John Brown and Co Ltd Engineers and Shipbuilders, Clydebank

Slipway and derricks
Black and white photograph, c.1900s
Associated Newspapers Ltd (Daily Mail)
RCAHMS: Sir William Arrol and Co Collection

HMS Arcadia on slipway
Black and white photograph, 1959
RCAHMS: Sir William Arrol and Co Collection

Tower crane being erected by Sir William Arrol and Co
Black and white photograph, 1959
RCAHMS: Sir William Arrol and Co Collection

John Brown and Company took over an existing shipyard at Clydebank in 1899, and developed into one of the leading firms in the world, constructing many notable warships and liners. The yard’s location at the confluence of the River Clyde, with the tributary River Cart, enabled ships of massive scale to be launched.

John Brown built several ships that played important roles in both World Wars, including RMS Lusitania (a passenger liner torpedoed by Germany in 1915), and battlecruisers such as HMS Hood, HMS Tiger and HMS Repulse that served in the First World War. HMS Vanguard, the last battleship built in the world, and the aircraft carrier HMS Indefatigable were constructed in the 1940s.

Naval orders ground to a halt in the interwar period, hitting British shipbuilding extremely hard. John Brown only just survived in the 1920s, thanks to orders for the giant Cunard White Star Liners RMS Queen Mary and RMS Queen Elizabeth.

The immediate post war period saw a severe reduction in warship orders which was balanced by a prolonged boom in merchant shipbuilding to replace tonnage lost during the war.

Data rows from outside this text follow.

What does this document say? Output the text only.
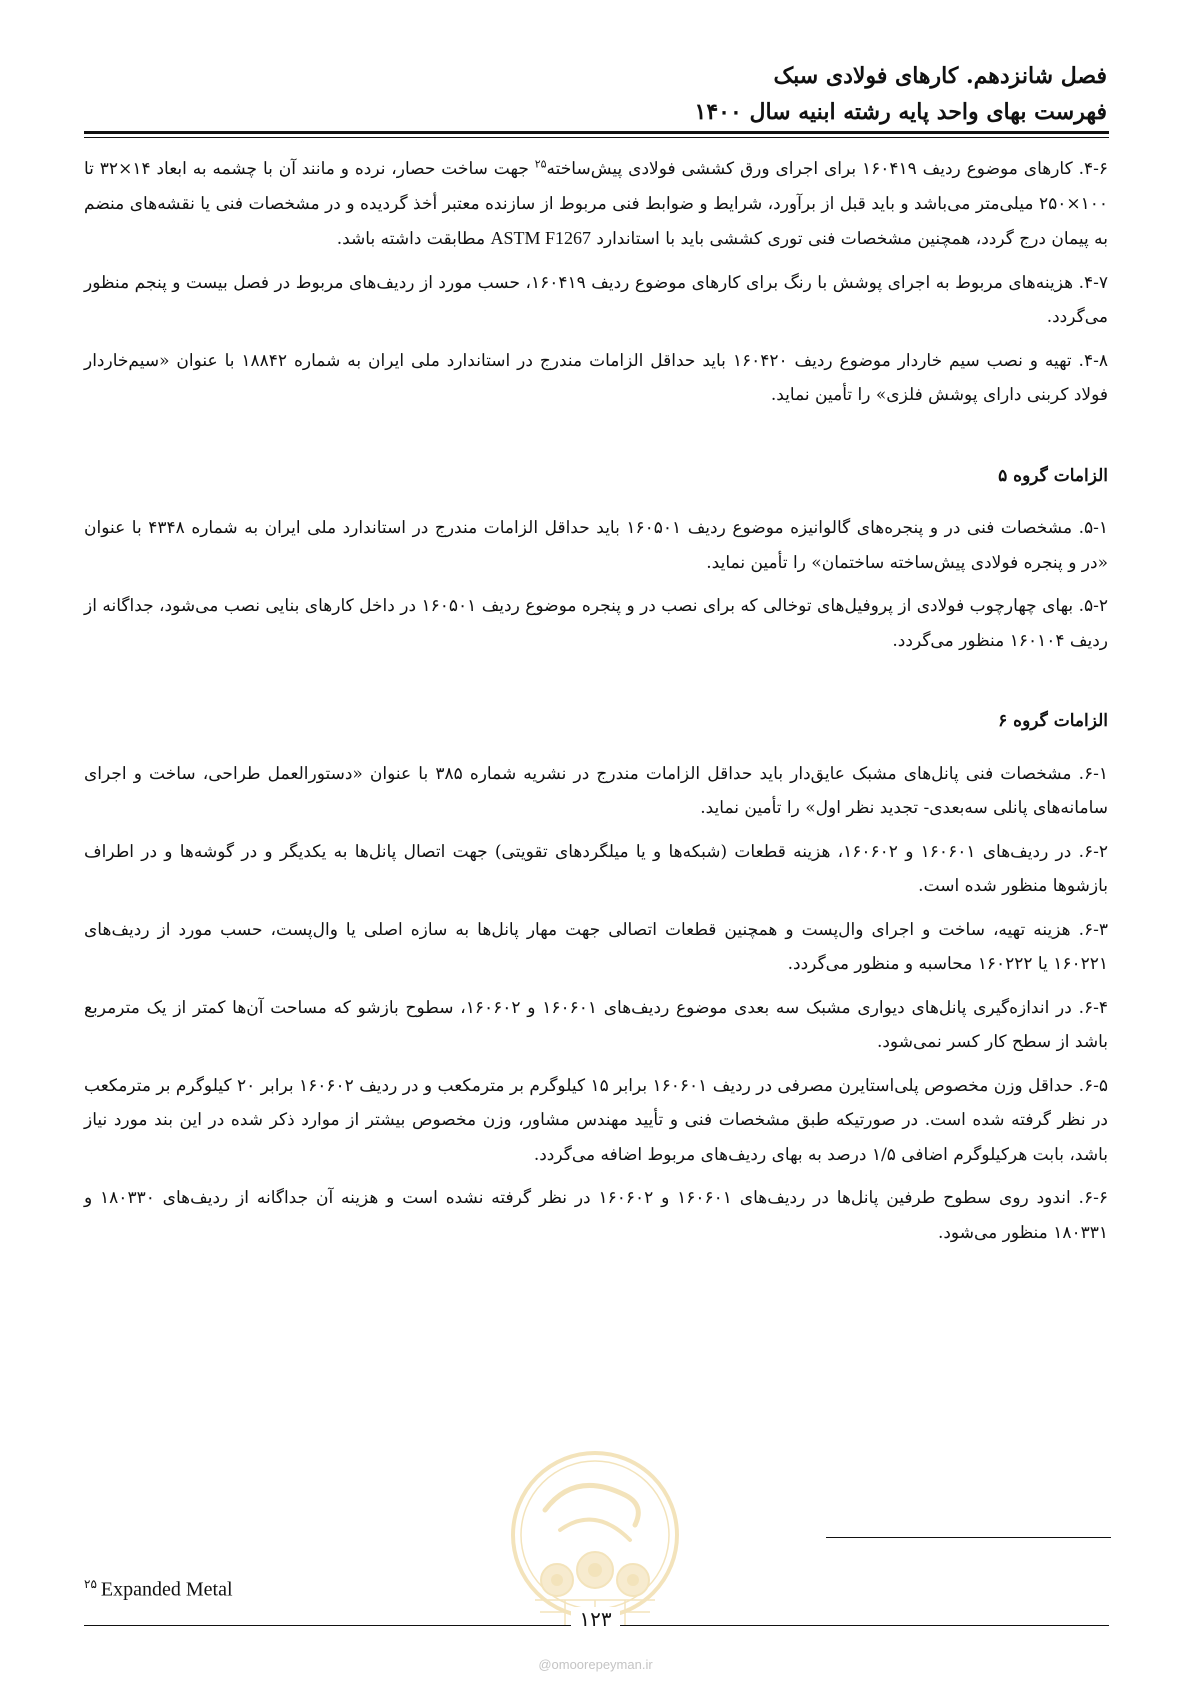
فصل شانزدهم. کارهای فولادی سبک
فهرست بهای واحد پایه رشته ابنیه سال ۱۴۰۰

۴-۶. کارهای موضوع ردیف ۱۶۰۴۱۹ برای اجرای ورق کششی فولادی پیش‌ساخته$^{۲۵}$ جهت ساخت حصار، نرده و مانند آن با چشمه به ابعاد ۱۴×۳۲ تا ۱۰۰×۲۵۰ میلی‌متر می‌باشد و باید قبل از برآورد، شرایط و ضوابط فنی مربوط از سازنده معتبر أخذ گردیده و در مشخصات فنی یا نقشه‌های منضم به پیمان درج گردد، همچنین مشخصات فنی توری کششی باید با استاندارد ASTM F1267 مطابقت داشته باشد.

۴-۷. هزینه‌های مربوط به اجرای پوشش با رنگ برای کارهای موضوع ردیف ۱۶۰۴۱۹، حسب مورد از ردیف‌های مربوط در فصل بیست و پنجم منظور می‌گردد.

۴-۸. تهیه و نصب سیم خاردار موضوع ردیف ۱۶۰۴۲۰ باید حداقل الزامات مندرج در استاندارد ملی ایران به شماره ۱۸۸۴۲ با عنوان «سیم‌خاردار فولاد کربنی دارای پوشش فلزی» را تأمین نماید.

الزامات گروه ۵

۵-۱. مشخصات فنی در و پنجره‌های گالوانیزه موضوع ردیف ۱۶۰۵۰۱ باید حداقل الزامات مندرج در استاندارد ملی ایران به شماره ۴۳۴۸ با عنوان «در و پنجره فولادی پیش‌ساخته ساختمان» را تأمین نماید.

۵-۲. بهای چهارچوب فولادی از پروفیل‌های توخالی که برای نصب در و پنجره موضوع ردیف ۱۶۰۵۰۱ در داخل کارهای بنایی نصب می‌شود، جداگانه از ردیف ۱۶۰۱۰۴ منظور می‌گردد.

الزامات گروه ۶

۶-۱. مشخصات فنی پانل‌های مشبک عایق‌دار باید حداقل الزامات مندرج در نشریه شماره ۳۸۵ با عنوان «دستورالعمل طراحی، ساخت و اجرای سامانه‌های پانلی سه‌بعدی- تجدید نظر اول» را تأمین نماید.

۶-۲. در ردیف‌های ۱۶۰۶۰۱ و ۱۶۰۶۰۲، هزینه قطعات (شبکه‌ها و یا میلگردهای تقویتی) جهت اتصال پانل‌ها به یکدیگر و در گوشه‌ها و در اطراف بازشوها منظور شده است.

۶-۳. هزینه تهیه، ساخت و اجرای وال‌پست و همچنین قطعات اتصالی جهت مهار پانل‌ها به سازه اصلی یا وال‌پست، حسب مورد از ردیف‌های ۱۶۰۲۲۱ یا ۱۶۰۲۲۲ محاسبه و منظور می‌گردد.

۶-۴. در اندازه‌گیری پانل‌های دیواری مشبک سه بعدی موضوع ردیف‌های ۱۶۰۶۰۱ و ۱۶۰۶۰۲، سطوح بازشو که مساحت آن‌ها کمتر از یک مترمربع باشد از سطح کار کسر نمی‌شود.

۶-۵. حداقل وزن مخصوص پلی‌استایرن مصرفی در ردیف ۱۶۰۶۰۱ برابر ۱۵ کیلوگرم بر مترمکعب و در ردیف ۱۶۰۶۰۲ برابر ۲۰ کیلوگرم بر مترمکعب در نظر گرفته شده است. در صورتیکه طبق مشخصات فنی و تأیید مهندس مشاور، وزن مخصوص بیشتر از موارد ذکر شده در این بند مورد نیاز باشد، بابت هرکیلوگرم اضافی ۱/۵ درصد به بهای ردیف‌های مربوط اضافه می‌گردد.

۶-۶. اندود روی سطوح طرفین پانل‌ها در ردیف‌های ۱۶۰۶۰۱ و ۱۶۰۶۰۲ در نظر گرفته نشده است و هزینه آن جداگانه از ردیف‌های ۱۸۰۳۳۰ و ۱۸۰۳۳۱ منظور می‌شود.

$^{۲۵}$ Expanded Metal
۱۲۳
@omoorepeyman.ir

By the end of the 1950s, however, the rise of other shipbuilding nations made many British yards, which had continued to use outmoded working practices and largely obsolete equipment, uncompetitive.

The last passenger liner order eventually came from Cunard with RMS Queen Elizabeth II but the yard had merged into Upper Clyde Shipbuilders, which collapsed amidst much controversy in 1971. The last true ship to be built at the yard, the bulk grain carrier, Alisa, was completed in 1972.